Article mis en ligne le juillet 2008
dernière modification le 28 juillet 2008

par Charlotte BUISSON-TISSOT

Ce 61e festival de Cannes, présidé par Sean Penn, tient ses promesses. Les films primés seront ceux qui s’inscrivent dans une réalité contemporaine… La vie d’une classe en France (Entre les murs de Laurent Cantet), La Cammorra en Italie (Gommorra de Matteo Garone), le parcours d’un prisonnier en Irlande (Huger de Steve McQueen), le trafic de faux papiers en Belgique (Le Silence de Lorna de Jean-Pierre et Luc Dardenne), et tant d’autres encore ont reçu des prix. Nous aurons l’occasion, pour certains, d’en parler lors de leur sortie en salle.

Un si joli conte de Noël
Nous pouvons néanmoins regretté l’absence de récompense pour le chef-d’œuvre d’Arnaud Desplechin, Un conte de Noël ! Desplechin filme une famille qui se réunit à Roubaix pour les fêtes.

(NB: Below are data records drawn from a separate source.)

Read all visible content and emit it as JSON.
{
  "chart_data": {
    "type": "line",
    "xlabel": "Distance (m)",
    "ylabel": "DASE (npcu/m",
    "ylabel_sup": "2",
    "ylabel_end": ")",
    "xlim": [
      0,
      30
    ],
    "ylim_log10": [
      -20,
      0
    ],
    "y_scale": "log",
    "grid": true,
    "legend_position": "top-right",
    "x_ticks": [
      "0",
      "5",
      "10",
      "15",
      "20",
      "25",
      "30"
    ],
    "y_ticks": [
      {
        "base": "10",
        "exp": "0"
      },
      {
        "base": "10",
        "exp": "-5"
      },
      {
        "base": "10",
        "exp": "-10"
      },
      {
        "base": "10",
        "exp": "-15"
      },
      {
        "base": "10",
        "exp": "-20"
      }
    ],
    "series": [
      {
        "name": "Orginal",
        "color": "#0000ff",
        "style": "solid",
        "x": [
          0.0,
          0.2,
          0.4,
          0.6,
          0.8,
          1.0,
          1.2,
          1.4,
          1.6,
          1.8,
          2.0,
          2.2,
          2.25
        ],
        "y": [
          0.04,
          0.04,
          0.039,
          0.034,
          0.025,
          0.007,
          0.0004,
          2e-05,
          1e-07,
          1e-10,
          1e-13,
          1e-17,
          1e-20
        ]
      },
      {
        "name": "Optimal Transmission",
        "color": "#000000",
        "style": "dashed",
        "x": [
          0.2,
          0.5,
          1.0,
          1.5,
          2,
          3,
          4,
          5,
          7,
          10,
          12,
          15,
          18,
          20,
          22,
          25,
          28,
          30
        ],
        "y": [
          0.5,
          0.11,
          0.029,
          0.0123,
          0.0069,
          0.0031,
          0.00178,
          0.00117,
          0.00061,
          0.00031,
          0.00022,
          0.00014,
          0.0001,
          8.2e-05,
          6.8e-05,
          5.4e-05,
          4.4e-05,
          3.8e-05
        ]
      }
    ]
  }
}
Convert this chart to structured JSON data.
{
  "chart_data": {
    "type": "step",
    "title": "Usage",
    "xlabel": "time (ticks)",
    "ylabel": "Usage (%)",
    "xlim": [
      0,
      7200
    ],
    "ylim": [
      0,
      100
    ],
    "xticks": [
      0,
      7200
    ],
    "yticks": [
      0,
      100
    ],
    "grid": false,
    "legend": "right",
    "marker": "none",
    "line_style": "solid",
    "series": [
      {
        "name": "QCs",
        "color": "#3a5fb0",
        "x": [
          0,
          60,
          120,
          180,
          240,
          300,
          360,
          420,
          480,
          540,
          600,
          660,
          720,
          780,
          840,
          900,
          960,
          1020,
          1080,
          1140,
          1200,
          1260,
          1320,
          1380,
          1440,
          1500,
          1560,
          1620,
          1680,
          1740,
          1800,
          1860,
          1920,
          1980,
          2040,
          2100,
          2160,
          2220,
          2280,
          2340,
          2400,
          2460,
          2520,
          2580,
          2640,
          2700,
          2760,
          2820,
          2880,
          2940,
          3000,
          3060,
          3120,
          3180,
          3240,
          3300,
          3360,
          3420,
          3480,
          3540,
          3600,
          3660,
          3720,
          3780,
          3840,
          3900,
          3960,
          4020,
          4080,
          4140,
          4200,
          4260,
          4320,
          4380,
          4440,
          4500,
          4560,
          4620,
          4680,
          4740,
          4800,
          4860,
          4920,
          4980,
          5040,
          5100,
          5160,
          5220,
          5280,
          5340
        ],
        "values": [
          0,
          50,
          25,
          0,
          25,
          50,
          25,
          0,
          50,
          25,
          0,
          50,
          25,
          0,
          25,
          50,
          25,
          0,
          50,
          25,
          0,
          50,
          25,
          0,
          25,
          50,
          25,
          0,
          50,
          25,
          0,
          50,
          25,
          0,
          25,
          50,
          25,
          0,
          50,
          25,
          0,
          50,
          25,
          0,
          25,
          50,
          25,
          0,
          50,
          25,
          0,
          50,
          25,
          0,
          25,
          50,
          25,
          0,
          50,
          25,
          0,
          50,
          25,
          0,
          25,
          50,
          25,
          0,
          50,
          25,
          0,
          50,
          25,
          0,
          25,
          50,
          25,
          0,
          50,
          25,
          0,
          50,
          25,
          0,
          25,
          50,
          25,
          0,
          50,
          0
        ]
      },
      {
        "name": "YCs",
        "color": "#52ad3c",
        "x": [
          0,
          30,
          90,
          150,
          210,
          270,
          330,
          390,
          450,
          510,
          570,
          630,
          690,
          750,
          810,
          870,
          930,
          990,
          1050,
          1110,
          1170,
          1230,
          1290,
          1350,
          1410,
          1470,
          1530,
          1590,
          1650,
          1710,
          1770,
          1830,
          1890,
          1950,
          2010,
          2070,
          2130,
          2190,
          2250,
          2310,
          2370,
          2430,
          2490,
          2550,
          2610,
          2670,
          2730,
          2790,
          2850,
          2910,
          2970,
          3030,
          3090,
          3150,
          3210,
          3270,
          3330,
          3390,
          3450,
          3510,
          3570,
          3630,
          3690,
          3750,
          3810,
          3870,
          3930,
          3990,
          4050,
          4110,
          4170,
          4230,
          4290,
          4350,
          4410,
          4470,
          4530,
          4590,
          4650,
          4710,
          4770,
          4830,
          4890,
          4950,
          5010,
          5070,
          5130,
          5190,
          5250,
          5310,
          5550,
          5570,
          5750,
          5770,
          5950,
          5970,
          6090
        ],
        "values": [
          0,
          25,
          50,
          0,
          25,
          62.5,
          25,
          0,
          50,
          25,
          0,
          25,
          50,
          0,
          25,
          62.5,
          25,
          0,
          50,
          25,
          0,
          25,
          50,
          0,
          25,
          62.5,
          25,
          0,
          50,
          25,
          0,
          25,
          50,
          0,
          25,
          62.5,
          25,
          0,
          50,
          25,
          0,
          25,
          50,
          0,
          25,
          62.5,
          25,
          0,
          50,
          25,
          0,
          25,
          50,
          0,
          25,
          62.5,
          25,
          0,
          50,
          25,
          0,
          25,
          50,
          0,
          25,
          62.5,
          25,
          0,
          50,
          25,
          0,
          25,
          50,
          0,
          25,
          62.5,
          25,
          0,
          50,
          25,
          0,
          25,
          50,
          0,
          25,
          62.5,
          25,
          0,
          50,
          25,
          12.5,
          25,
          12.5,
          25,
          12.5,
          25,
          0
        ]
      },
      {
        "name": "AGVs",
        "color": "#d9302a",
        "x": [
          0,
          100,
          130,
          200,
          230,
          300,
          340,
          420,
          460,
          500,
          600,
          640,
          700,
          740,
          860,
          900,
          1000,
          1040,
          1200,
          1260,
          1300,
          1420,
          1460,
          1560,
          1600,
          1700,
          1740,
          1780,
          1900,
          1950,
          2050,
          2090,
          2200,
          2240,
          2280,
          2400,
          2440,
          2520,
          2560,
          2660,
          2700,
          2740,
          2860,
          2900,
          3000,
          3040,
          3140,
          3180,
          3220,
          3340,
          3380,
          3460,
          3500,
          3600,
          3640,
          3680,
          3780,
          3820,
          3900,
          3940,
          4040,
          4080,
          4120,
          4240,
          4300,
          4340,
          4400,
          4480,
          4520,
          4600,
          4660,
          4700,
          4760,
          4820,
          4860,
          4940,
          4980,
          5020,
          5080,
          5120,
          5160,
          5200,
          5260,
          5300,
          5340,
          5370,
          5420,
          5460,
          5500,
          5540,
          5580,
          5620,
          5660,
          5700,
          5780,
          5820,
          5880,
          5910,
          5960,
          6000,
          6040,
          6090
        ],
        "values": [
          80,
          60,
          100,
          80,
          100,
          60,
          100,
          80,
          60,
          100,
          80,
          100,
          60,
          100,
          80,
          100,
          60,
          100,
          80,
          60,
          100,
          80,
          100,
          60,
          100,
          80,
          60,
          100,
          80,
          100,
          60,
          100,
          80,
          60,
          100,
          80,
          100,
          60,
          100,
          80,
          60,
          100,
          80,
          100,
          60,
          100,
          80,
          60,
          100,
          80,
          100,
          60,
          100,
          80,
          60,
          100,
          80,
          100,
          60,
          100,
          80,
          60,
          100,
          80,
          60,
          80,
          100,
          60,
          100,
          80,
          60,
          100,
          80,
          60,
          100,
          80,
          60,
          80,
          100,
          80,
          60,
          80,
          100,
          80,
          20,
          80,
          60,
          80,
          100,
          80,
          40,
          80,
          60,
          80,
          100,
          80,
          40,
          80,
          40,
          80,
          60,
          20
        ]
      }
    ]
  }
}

Junon (Catherine Deneuve) est malade, et ne peut être sauvée que si elle trouve un donneur compatible. Son mari, Abel (Jean-Paul Rousillon) convoque tous le monde. Se retrouvent alors, autour de la table, les trois enfants (Mathieu Amalric, Melvil Poupaud et Anne Consigny), ainsi que leurs conjoints (Chiara Mastroianni, Emmanuelle Devos et Hippolyte Girardot), le cousin (Laurent Capulletto), et les petits enfants (Emile Berling, Clément et Thomas Obled). S’ensuivent alors des règlements de compte, cruels, violents, parfois drôles.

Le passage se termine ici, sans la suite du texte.